Автор Аластер Рейнольдс

That was how things stood when I first paid attention to Zima. I filed him away as interesting but kitschy: maybe worth a story if something else happened to either him or his art.

Something did, but it took a while for anyone —including me —to notice.

One day—after a longer than usual gestation period—Zima unveiled a mural that had something different about it. It was a picture of a swirling, star-pocked nebula, from the vantage point of an airless rock. Perched on the rim of a crater in the middle distance, blocking off part of the nebula, was a tiny blue square. At first glance it looked as if the canvas had been washed blue and Zima had simply left a small area unpainted. There was no solidity to the square; no detail or suggestion of how it related to the landscape or the backdrop. It cast no shadow and had no tonal influence on the surrounding colours. But the square was deliberate: close examination showed that it had indeed been overpainted over the rocky lip of the crater. It meant something.

The square was just the beginning. Thereafter, every mural that Zima released to the outside world contained a similar geometric shape: a square, triangle, oblong or some similar form embedded somewhere in the composition. It was a long time before anyone noticed that the shade of blue was the same from picture to picture.

It was Zima Blue: the same shade of blue as on the gold-lettered card.

Over the next decade or so, the abstract shapes became more dominant, squeezing out the other elements of each composition. The cosmic vistas ended up as narrow borders, framing blank circles, triangles, rectangles.

Where his earlier work had been characterised by exuberant brushwork and thick layers of paint, the blue forms were rendered with mirror-smoothness.

Intimidated by the intrusion of the abstract blue forms, casual buyers turned away from Zima. Before very long Zima unveiled the first of his entirely blue murals. Large enough to cover the side of a thousand-storey building, the mural was considered by many to be as far as Zima could take things.
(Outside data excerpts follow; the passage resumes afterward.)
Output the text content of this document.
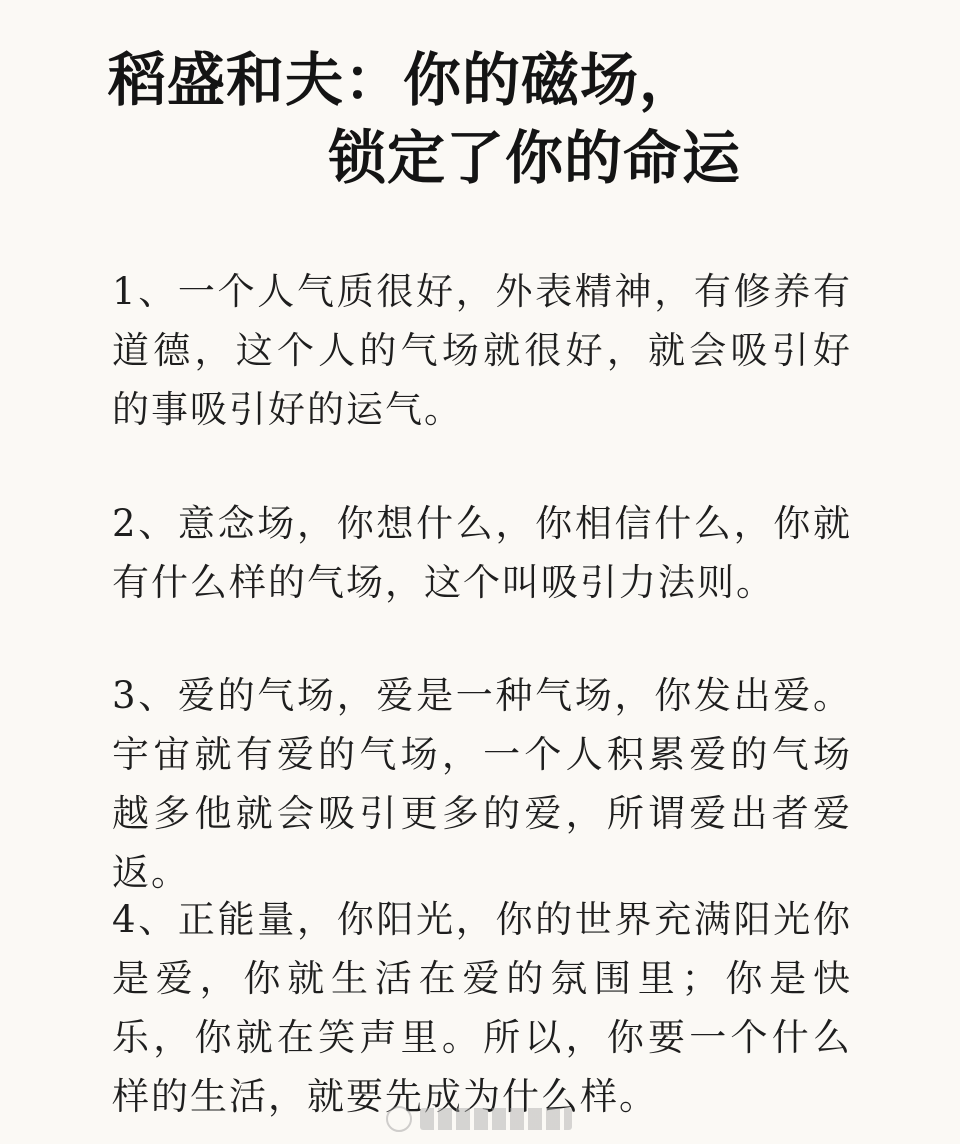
稻盛和夫：你的磁场，
锁定了你的命运
1、一个人气质很好，外表精神，有修养有道德，这个人的气场就很好，就会吸引好的事吸引好的运气。
2、意念场，你想什么，你相信什么，你就有什么样的气场，这个叫吸引力法则。
3、爱的气场，爱是一种气场，你发出爱。宇宙就有爱的气场，一个人积累爱的气场越多他就会吸引更多的爱，所谓爱出者爱返。
4、正能量，你阳光，你的世界充满阳光你是爱，你就生活在爱的氛围里；你是快乐，你就在笑声里。所以，你要一个什么样的生活，就要先成为什么样。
They couldn’t have been more wrong.

I felt the conveyor slowing as we neared a small island, the only feature in any direction.

“You’re the first to see this,” the robot said. “There’s a distortion screen blocking the view from space. ”

The island was about a kilometre across: low and turtle-shaped, ringed by a narrow collar of pale sand. Near the middle it rose to a shallow plateau, on which vegetation had been cleared in a roughly rectangular area. I made out a small panel of reflective blue set flat against the ground, surrounded by what appeared to be a set of tiered viewing stands.

The conveyor shed altitude and speed, bobbing down until it stopped just outside the area enclosed by the viewing stands. It came to rest next to a low white pebble-dash chalet I hadn’t noticed during our approach.

The robot stepped out and helped me from the conveyor.

“Zima will be here in a moment,” it said, before returning to the conveyor and vanishing back into the sky.